For Chelsea, its arrival in the US could scarcely have been more timely.
An annual report published in May by the Anti-Defamation League found that anti-Semitic incidents in the US remained near historic levels in 2018 after surging the previous year.
According to the latest figures from the ADL, 2018 was the third-highest year on record for assault, harassment and vandalism against Jews since it began tracking such incidents in 1979.
There were a total of 1,879 attacks against Jews and Jewish institutions across the country, according to the report. This includes the 11 people killed during the October 2018 mass shooting at the Tree of Life synagogue in Pittsburgh, believed to be the deadliest attack on the Jewish community in the history of the US.
These numbers are down slightly from the 1,986 anti-Semitic incidents in 2017, the ADL said.

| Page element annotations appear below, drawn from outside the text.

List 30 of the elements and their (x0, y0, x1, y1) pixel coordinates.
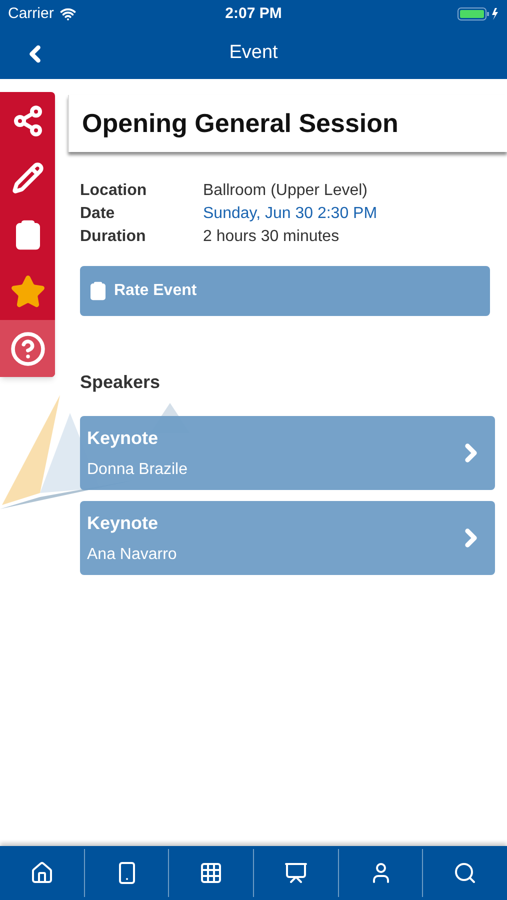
detail-value: Ballroom (Upper Level) (203, 181, 368, 201)
clipboard-icon (88, 281, 108, 301)
speaker-card[interactable]: Keynote Donna Brazile (80, 416, 495, 490)
speaker-role: Keynote (87, 426, 160, 450)
grid-icon (199, 861, 224, 885)
detail-label: Location (80, 181, 148, 201)
speaker-name: Ana Navarro (87, 544, 178, 564)
rate-event-button[interactable]: Rate Event (80, 266, 490, 316)
wifi-icon (60, 6, 76, 22)
speakers-heading: Speakers (80, 371, 162, 394)
help-icon (10, 330, 46, 366)
star-icon (10, 274, 46, 310)
easel-icon (284, 861, 308, 885)
share-icon (12, 104, 44, 136)
clock: 2:07 PM (225, 4, 282, 24)
detail-value: 2 hours 30 minutes (203, 227, 340, 247)
screen-title: Event (229, 41, 278, 66)
carrier-label: Carrier (8, 4, 54, 24)
help-button[interactable] (0, 320, 55, 377)
speaker-role: Keynote (87, 512, 160, 535)
speaker-name: Donna Brazile (87, 460, 188, 480)
detail-label: Duration (80, 227, 147, 247)
home-icon (30, 861, 54, 885)
search-icon (453, 861, 478, 885)
pencil-icon (12, 162, 44, 194)
date-link[interactable]: Sunday, Jun 30 2:30 PM (203, 204, 378, 224)
battery-icon (457, 7, 499, 21)
speaker-card[interactable]: Keynote Ana Navarro (80, 501, 495, 575)
event-title: Opening General Session (82, 107, 398, 140)
detail-label: Date (80, 204, 116, 224)
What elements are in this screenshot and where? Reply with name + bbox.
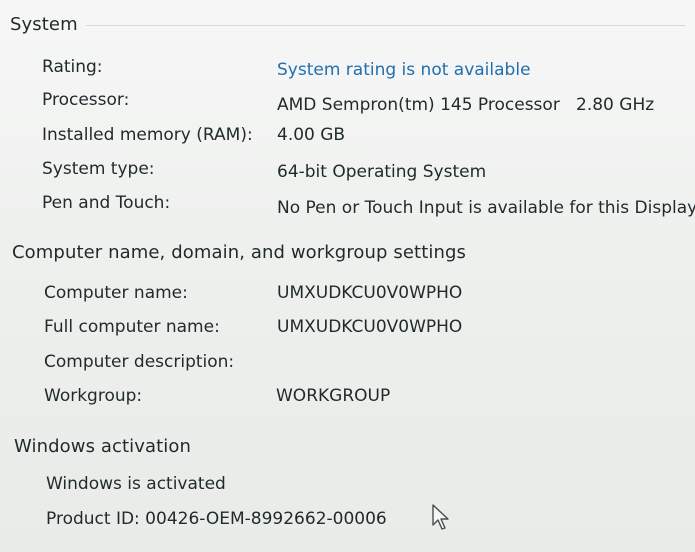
section-divider: [85, 24, 685, 26]
system-section-header: System: [10, 14, 685, 36]
pen-touch-value: No Pen or Touch Input is available for t…: [277, 198, 695, 218]
system-properties-panel: System Rating: System rating is not avai…: [0, 0, 695, 552]
computer-name-label: Computer name:: [44, 283, 188, 303]
system-type-value-row: 64-bit Operating System: [277, 161, 486, 183]
product-id: Product ID: 00426-OEM-8992662-00006: [46, 509, 387, 529]
workgroup-row: Workgroup:: [44, 385, 142, 407]
workgroup-label: Workgroup:: [44, 386, 143, 406]
mouse-pointer-icon: [432, 504, 449, 530]
workgroup-value: WORKGROUP: [276, 386, 391, 406]
computer-description-row: Computer description:: [44, 351, 234, 373]
full-computer-name-value-row: UMXUDKCU0V0WPHO: [277, 316, 462, 338]
full-computer-name-row: Full computer name:: [44, 316, 220, 338]
computer-name-row: Computer name:: [44, 282, 188, 304]
computer-section-header: Computer name, domain, and workgroup set…: [12, 242, 687, 264]
memory-row: Installed memory (RAM):: [42, 124, 253, 146]
rating-value-row: System rating is not available: [277, 59, 531, 81]
processor-row: Processor:: [42, 89, 129, 111]
computer-name-value: UMXUDKCU0V0WPHO: [277, 283, 463, 303]
pen-touch-row: Pen and Touch:: [42, 192, 170, 214]
processor-value: AMD Sempron(tm) 145 Processor 2.80 GHz: [277, 95, 655, 115]
processor-label: Processor:: [42, 90, 130, 110]
activation-section-title: Windows activation: [14, 436, 192, 457]
system-section-title: System: [10, 14, 78, 35]
full-computer-name-label: Full computer name:: [44, 317, 220, 337]
pen-touch-label: Pen and Touch:: [42, 193, 171, 213]
product-id-row: Product ID: 00426-OEM-8992662-00006: [46, 508, 387, 530]
memory-label: Installed memory (RAM):: [42, 125, 253, 145]
system-type-row: System type:: [42, 158, 155, 180]
memory-value: 4.00 GB: [277, 125, 346, 145]
processor-value-row: AMD Sempron(tm) 145 Processor 2.80 GHz: [277, 94, 654, 116]
computer-section-title: Computer name, domain, and workgroup set…: [12, 242, 466, 263]
activation-status-row: Windows is activated: [46, 473, 226, 495]
pen-touch-value-row: No Pen or Touch Input is available for t…: [277, 197, 695, 219]
system-type-value: 64-bit Operating System: [277, 162, 487, 182]
activation-section-header: Windows activation: [14, 436, 191, 458]
system-rating-link[interactable]: System rating is not available: [277, 59, 531, 81]
activation-status: Windows is activated: [46, 474, 226, 494]
system-type-label: System type:: [42, 159, 155, 179]
rating-label: Rating:: [42, 57, 103, 77]
memory-value-row: 4.00 GB: [277, 124, 345, 146]
computer-description-label: Computer description:: [44, 352, 235, 372]
full-computer-name-value: UMXUDKCU0V0WPHO: [277, 317, 463, 337]
workgroup-value-row: WORKGROUP: [276, 385, 390, 407]
rating-row: Rating:: [42, 56, 103, 78]
computer-name-value-row: UMXUDKCU0V0WPHO: [277, 282, 462, 304]
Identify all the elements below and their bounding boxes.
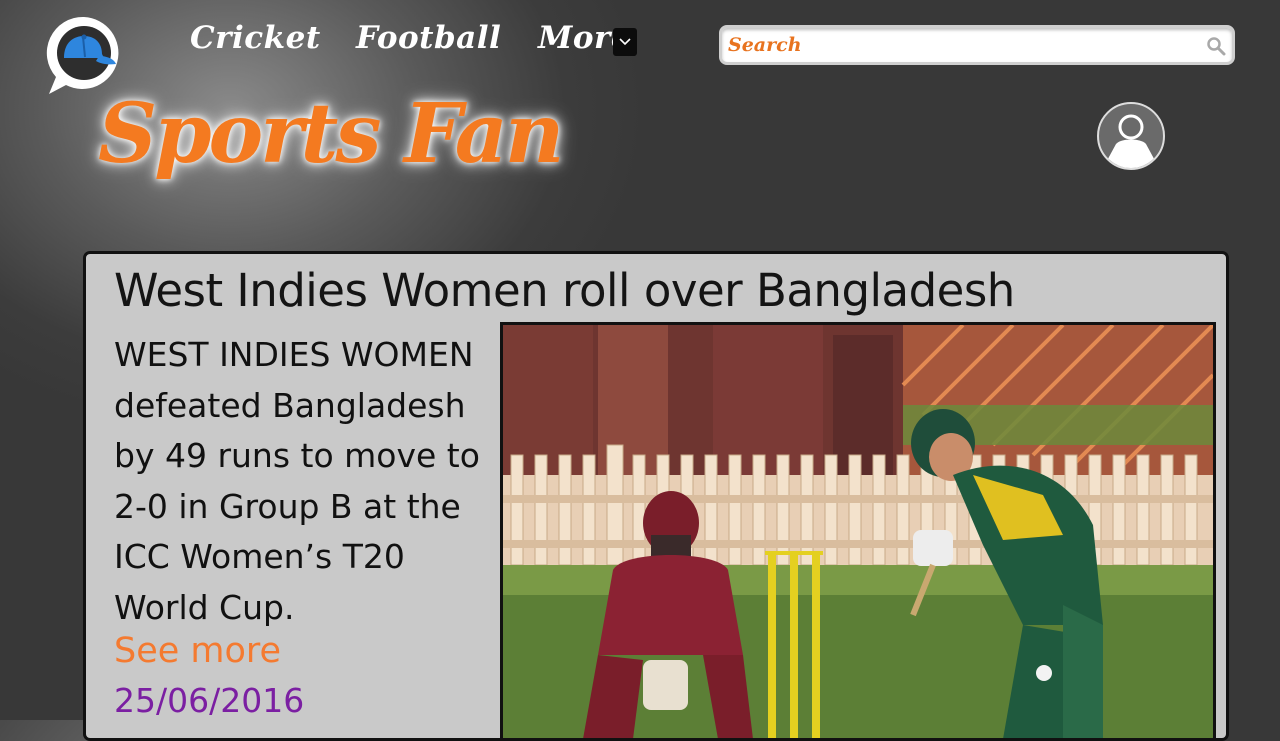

The decision to visit the US last month and hold a charity match against New England Revolution was made in the aftermath of the Pittsburgh attack. Both Abramovich and Revolution owner Robert Kraft had already expressed their desire to work with one another on tackling anti-Semitism, but according to Buck, Pittsburgh was the catalyst for the charity match.
Both Abramovich and Kraft pledged to donate $1 million to the charity fund, with a further $2 million being raised through gate receipts. The $4 million pot will be split between 15 different organizations tackling anti-Semitism and discrimination including the Tree of Life synagogue in Pittsburgh.
Elan Carr, the US special envoy for monitoring and combating anti-Semitism, told CNN that while the attack in Pittsburgh and one at a synagogue in Poway, California, have recently left the Jewish community on edge, programs such as the one deployed by Chelsea and New England Revolution could play a key part in educating future generations on the dangers of anti-Semitism.
“When you are talking about changing opinions you need thought leaders, you need influencers – and athletes are influencers in a way no one else can be. These guys are heroes to kids from rural farmlands to cities, they are adored and worshipped. To have athletes who are so influential stand up and fight for decency and justice, and take positions and say ‘no’ to this scourge of anti-Semitism, a human sickness, and for athletes to say that is unacceptable, that is a game changer,” Carr told CNN.
“This example of what is happening and what Chelsea and New England are doing is a model that can truly change the world,” he added.
Such a responsibility is not lost on the players. Born in Brazil to parents who both worked as teachers, defender David Luiz told CNN that the morals instilled in him during his childhood have helped him become more aware of discrimination within society.
David Luiz on racism in football 2:22
“Football has big, big power to do it and we have to use it in the right way,” Luiz told CNN of the sport’s role in bringing about positive social change.
“I think we are examples for many people around the world and we have to use this power in the right way to make the real difference.
“If you go to the maternity unit you don’t see one baby with a bad vibe. The babies are good, they are cute. It’s the pollution of the world and the system that makes people think in different ways.”
Luiz was part of the squad that visited the New England Holocaust memorial in Boston and also took part in education workshops with local schoolchildren.
On the final day of the tour, he played a part in Chelsea’s 3-0 win at Gillette Stadium with 25,000 fans lending their support to the game dubbed “Final Whistle on Hate.”
Abramovich flew to Boston to watch the game alongside Kraft and visited the locker room afterward.
'I will keep speaking'
For Grant, it was the final event of a trip that had brought the scourge of anti-Semitism to the forefront of the sporting agenda and gave hope to those working to tackle it each and every day.
But what would his father, who passed away at the age of 82 in October 2009, say?
“You know, if my father was alive now he would say: ‘Why are you living in the past?’
“I would say to him that I’m not living in the past, I want to know about the past so that it will not happen again.
“He was always very open about what happened to him during the Holocaust. That’s why I will keep on speaking.”